La fascinación que sintieron los primeros jóvenes –y más especialmente las primeras jóvenes– ante las actuaciones de Elvis en los pueblos polvorientos del sur, es reflejada con pericia, ritmo, poder e imaginación. Destacan los números musicales donde se reivindica la semilla del rock. La importancia de los garitos de blues o de las misas góspel, fuentes de las que Elvis bebió sin tasa para después entregar al gran público en su versión personal. Está excelentemente dibujada la relación, y la polémica que suscitó, entre el éxtasis místico y el físico que provocaba la voz y el meneíto del señor de Graceland.

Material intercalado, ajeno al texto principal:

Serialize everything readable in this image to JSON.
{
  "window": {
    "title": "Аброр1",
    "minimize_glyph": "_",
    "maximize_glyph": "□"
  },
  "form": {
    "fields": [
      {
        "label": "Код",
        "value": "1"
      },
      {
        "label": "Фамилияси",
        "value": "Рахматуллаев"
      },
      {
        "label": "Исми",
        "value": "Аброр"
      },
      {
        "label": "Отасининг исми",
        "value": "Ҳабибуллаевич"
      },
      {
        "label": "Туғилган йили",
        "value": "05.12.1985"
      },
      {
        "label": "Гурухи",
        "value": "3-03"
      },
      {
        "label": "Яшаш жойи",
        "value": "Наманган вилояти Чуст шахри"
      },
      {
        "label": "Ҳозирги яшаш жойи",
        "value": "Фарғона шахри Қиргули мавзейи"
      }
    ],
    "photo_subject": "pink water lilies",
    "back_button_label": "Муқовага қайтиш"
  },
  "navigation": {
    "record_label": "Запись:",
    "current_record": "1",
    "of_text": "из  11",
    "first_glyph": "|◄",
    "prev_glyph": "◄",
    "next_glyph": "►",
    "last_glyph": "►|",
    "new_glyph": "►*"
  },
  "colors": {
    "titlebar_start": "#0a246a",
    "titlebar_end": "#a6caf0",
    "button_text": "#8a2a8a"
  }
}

También es meritoria la labor del actor Austin Butler como joven Presley. Suma a su fotogénico atractivo una voz resultona y una actuación convincente, lejos de las prótesis o las máscaras. Huele a nominación importante. También funciona el montaje fragmentado, los saltos hacia atrás y adelante, los cambios de texturas y las mezclas de la música original con nuevos samples y mutaciones. El problema es que, una vez llegamos a lo alto de la noria, la película no hace más que languidecer. No en el ritmo con el que Luhrmann nos martillea incesante, ni con sus cambios de planos continuos y artilugios visuales –tal es la longitud del exceso que a veces nos produce momentos de hartazgo ataráxico--, pero sí en lo que se refiere al guion.

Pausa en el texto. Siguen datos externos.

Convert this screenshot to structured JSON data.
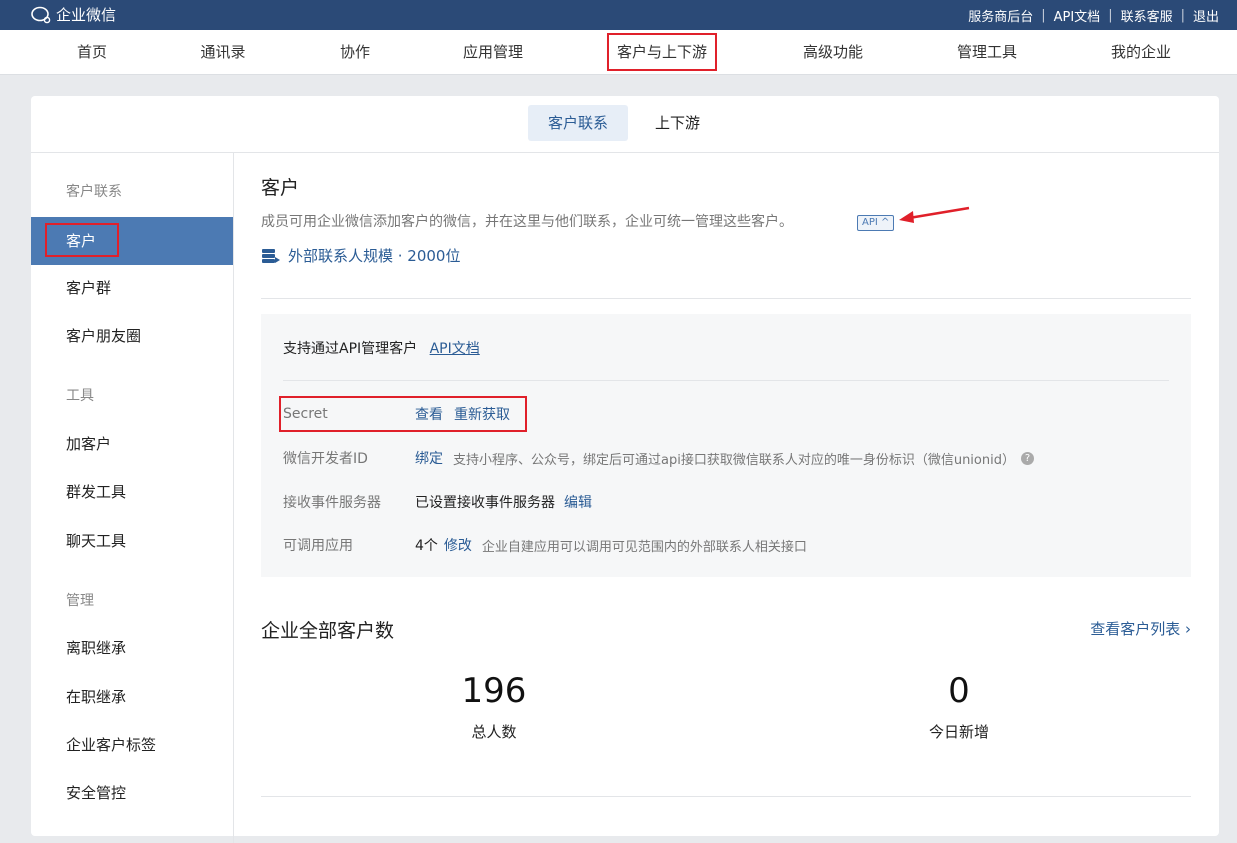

El principal problema de este Elvis es que el manierismo visual –marca de la casa– se traspasa también a los protagonistas principales. El cartón-piedra de la puesta en escena se contagia a las máscaras de los personajes. Así, Presley es un joven encantador, sensible, buen hijo, concienciado de los problemas sociales y raciales. Si se droga lo hace impelido por el abuso del personaje de Hanks. Si traiciona su estilo lo hace obligado por Tom Parker. Si no realiza una gira mundial es por el malo de su mánager. Incluso en su caída final, Elvis resulta un personaje pusilánime y muy dolido por haber echado por la borda su matrimonio. Tom Parker es un malvado y siniestro personaje del inicio hasta el final, con un pasado que en ocasiones parece querer explotar pero que nunca lo hace del todo.
Vayan a ver Elvis si lo que quieren es una ración de euforia momentánea, una orgía de brilli-brilli y nostalgia en pantalla grande, un ligero mareo por los movimientos de cámara, unas actuaciones carismáticas, una vuelta al fanatismo de la pelvis y un espectáculo resultón, dogmático y excesivo. No es poca cosa, ¿eh?. Eso sí, absténganse cinéfilos exigentes. En esta película tal vez Elvis esté vivo, pero quizás no tanto.